México: um relatório revelou que remediar os passivos ambientais da Pemex custaria mais de 532 bilhões de dólares

Um recente relatório das organizações LINGO e Engenera estima que remediar os passivos ambientais da Pemex custaria mais de 532.000 milhões de dólares.

Este montante reflete o abandono de infraestrutura e a limpeza de áreas contaminadas por mais de um século de atividade petrolífera no país.

Fontes de contaminação

O estudo intitulado “A dívida ambiental da Pemex” aponta que os impactos vão além dos derrames de petróleo:

  • Água congênita: líquido associado ao petróleo extraído em perfurações.
  • Resíduos petrolíferos: lodos, metais pesados e elementos radioativos.
  • Poços e dutos: mais de 29.000 poços em 22 estados e 6.777 dutos que somam 68.800 km, equivalentes a 1,7 voltas à Terra.

Falta de transparência

A autora do relatório, Diana Papoulias, adverte sobre a dificuldade de acessar informações precisas. Existem até mesmo contradições entre dados da Pemex e os registros da Semarnat.

  • Pemex reporta 1.385 hectares contaminados.
  • Estudos universitários apontam mais de 7.200 hectares apenas em Tabasco.

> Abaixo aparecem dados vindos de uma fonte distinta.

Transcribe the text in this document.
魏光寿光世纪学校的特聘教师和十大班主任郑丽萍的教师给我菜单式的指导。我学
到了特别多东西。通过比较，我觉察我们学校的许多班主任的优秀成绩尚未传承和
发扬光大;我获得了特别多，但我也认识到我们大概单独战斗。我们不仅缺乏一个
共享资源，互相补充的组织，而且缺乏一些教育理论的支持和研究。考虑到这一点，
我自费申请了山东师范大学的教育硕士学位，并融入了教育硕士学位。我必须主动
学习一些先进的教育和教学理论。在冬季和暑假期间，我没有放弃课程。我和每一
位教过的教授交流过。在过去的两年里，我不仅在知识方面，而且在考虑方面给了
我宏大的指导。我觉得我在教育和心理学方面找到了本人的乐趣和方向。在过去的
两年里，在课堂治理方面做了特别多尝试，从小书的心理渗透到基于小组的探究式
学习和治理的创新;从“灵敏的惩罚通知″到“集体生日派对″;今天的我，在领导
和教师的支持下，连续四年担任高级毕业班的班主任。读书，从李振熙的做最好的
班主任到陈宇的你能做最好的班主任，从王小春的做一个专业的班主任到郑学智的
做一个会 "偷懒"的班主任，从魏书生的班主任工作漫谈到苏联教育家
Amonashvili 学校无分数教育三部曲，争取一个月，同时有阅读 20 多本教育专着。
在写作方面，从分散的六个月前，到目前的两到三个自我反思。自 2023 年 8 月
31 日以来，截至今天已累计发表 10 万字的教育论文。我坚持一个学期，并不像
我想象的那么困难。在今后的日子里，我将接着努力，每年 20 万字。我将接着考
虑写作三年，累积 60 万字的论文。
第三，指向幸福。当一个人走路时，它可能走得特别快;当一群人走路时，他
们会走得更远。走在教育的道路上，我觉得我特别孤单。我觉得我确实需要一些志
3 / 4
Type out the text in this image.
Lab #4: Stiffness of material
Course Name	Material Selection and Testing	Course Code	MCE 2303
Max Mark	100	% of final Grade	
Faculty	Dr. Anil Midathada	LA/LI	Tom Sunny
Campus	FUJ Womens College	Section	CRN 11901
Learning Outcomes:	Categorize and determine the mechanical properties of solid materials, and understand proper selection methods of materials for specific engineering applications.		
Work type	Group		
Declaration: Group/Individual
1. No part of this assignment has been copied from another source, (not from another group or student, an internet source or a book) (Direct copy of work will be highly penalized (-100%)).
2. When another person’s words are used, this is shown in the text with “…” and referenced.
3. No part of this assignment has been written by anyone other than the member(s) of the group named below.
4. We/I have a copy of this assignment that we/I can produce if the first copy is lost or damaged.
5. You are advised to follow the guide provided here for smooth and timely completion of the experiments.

Isso sugere uma subestimação sistemática e falta de consistência na notificação de derrames.

Custos de remediação

  • 1.385 hectares: requereriam 11.000 milhões de pesos (640 milhões de dólares).
  • 40 represas contaminadas: demandariam 3.500 milhões de pesos (203 milhões de dólares).

As represas foram historicamente utilizadas para depositar recortes petrolíferos e lodos de perfuração, o que complica sua limpeza.

pasivos ambientais
O relatório revela a magnitude dos passivos ambientais da Pemex, incluindo contaminação e abandono de infraestrutura.

Tipos de petróleo e dificuldade de limpeza

O relatório explica que:

  • O petróleo leve é mais tóxico, mas evapora rapidamente e flutua na água.
  • O petróleo pesado adere a solos e vegetação, dificultando a remediação.

A falta de informações sobre o tipo de hidrocarboneto derramado limita a capacidade de projetar estratégias de limpeza adequadas.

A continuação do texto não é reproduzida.